Life is hard, no doubt about it.
Add a spouse with their own set of problems, it can be doubly as hard. Factor in jobs, kids, the economy, and debt and it's no wonder half of all marriages end in divorce.
But there is a way to not only stay together, but beat all those problems waiting for you out there in the world. And it's all about mindset.
You need a shared goal.
This doesn't mean you have to be into the same things or have the same projects or directions in your life, but the best way to make a marriage work is for both people to want to get to the same place, and be willing to work together to get there.
Say you want to buy a vacation home in Tuscany (who wouldn't?), it behooves both people to help the other out in their priorities to increase wealth and savings and set up the life that is necessary to get there.
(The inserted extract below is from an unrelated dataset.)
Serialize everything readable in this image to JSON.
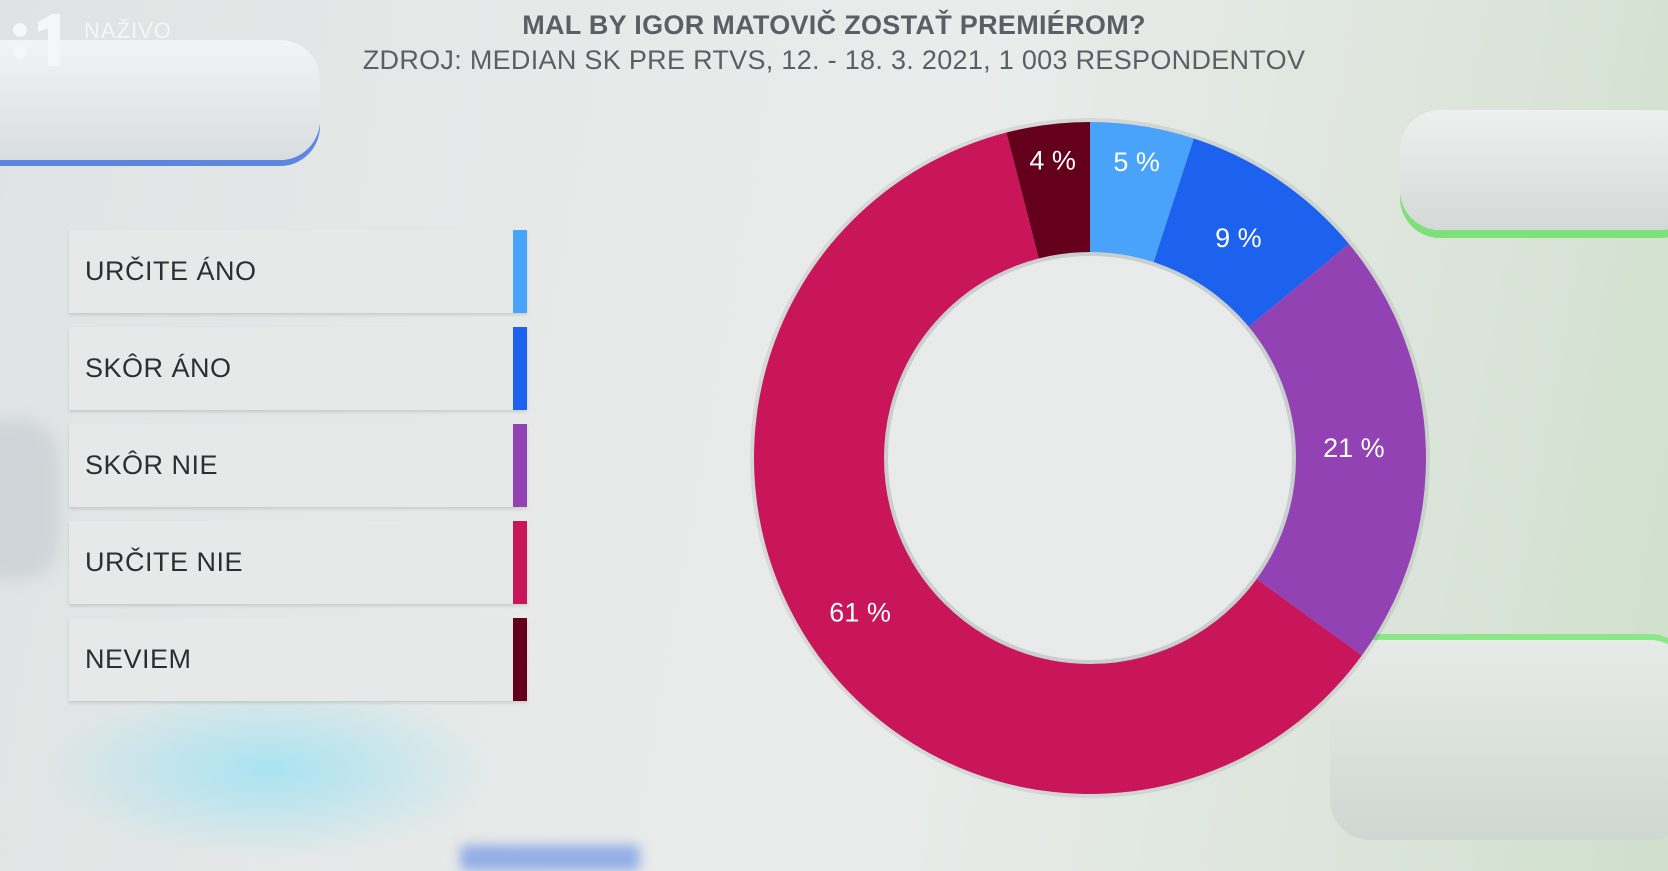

Because it's not just about working together on a shared goal, it's about improving yourselves along the way.
According to an article in the New York Times, research shows that the happiest couples are the ones where each person feels that they are growing and becoming better because of the other. Happy couples support each other, help each other, and teach each other. While many people worry that they would lose themselves in a relationship, these people say they're growing into the relationship.
It's so easy in a relationship with someone to let competition creep in, as each person tries to one-up the other. That's a recipe for disaster. This leads to jealousy and feelings of resentment and blame when you feel that you're not getting further ahead in your goals because the other person is an anchor holding you down. Your spouse should never feel like your enemy.
Instead, offer help. Accept help (this can be the hardest thing for some people). Communicate about where you are and what you need help with. Set a goal together, or several goals. A life goal, a 10 year goal and a 5 year goal.
Some people call this a Marriage Mastermind, where two minds that are totally in sync create an even stronger "third mind" that accomplishes more than the two could have done separately.
Talk with your spouse about it, get both parties on board. It doesn't just happen, you have to make it happen. Remember, it doesn't just benefit the marriage, it benefits both of the people in it, making for a happier, more fulfilling, and successful life.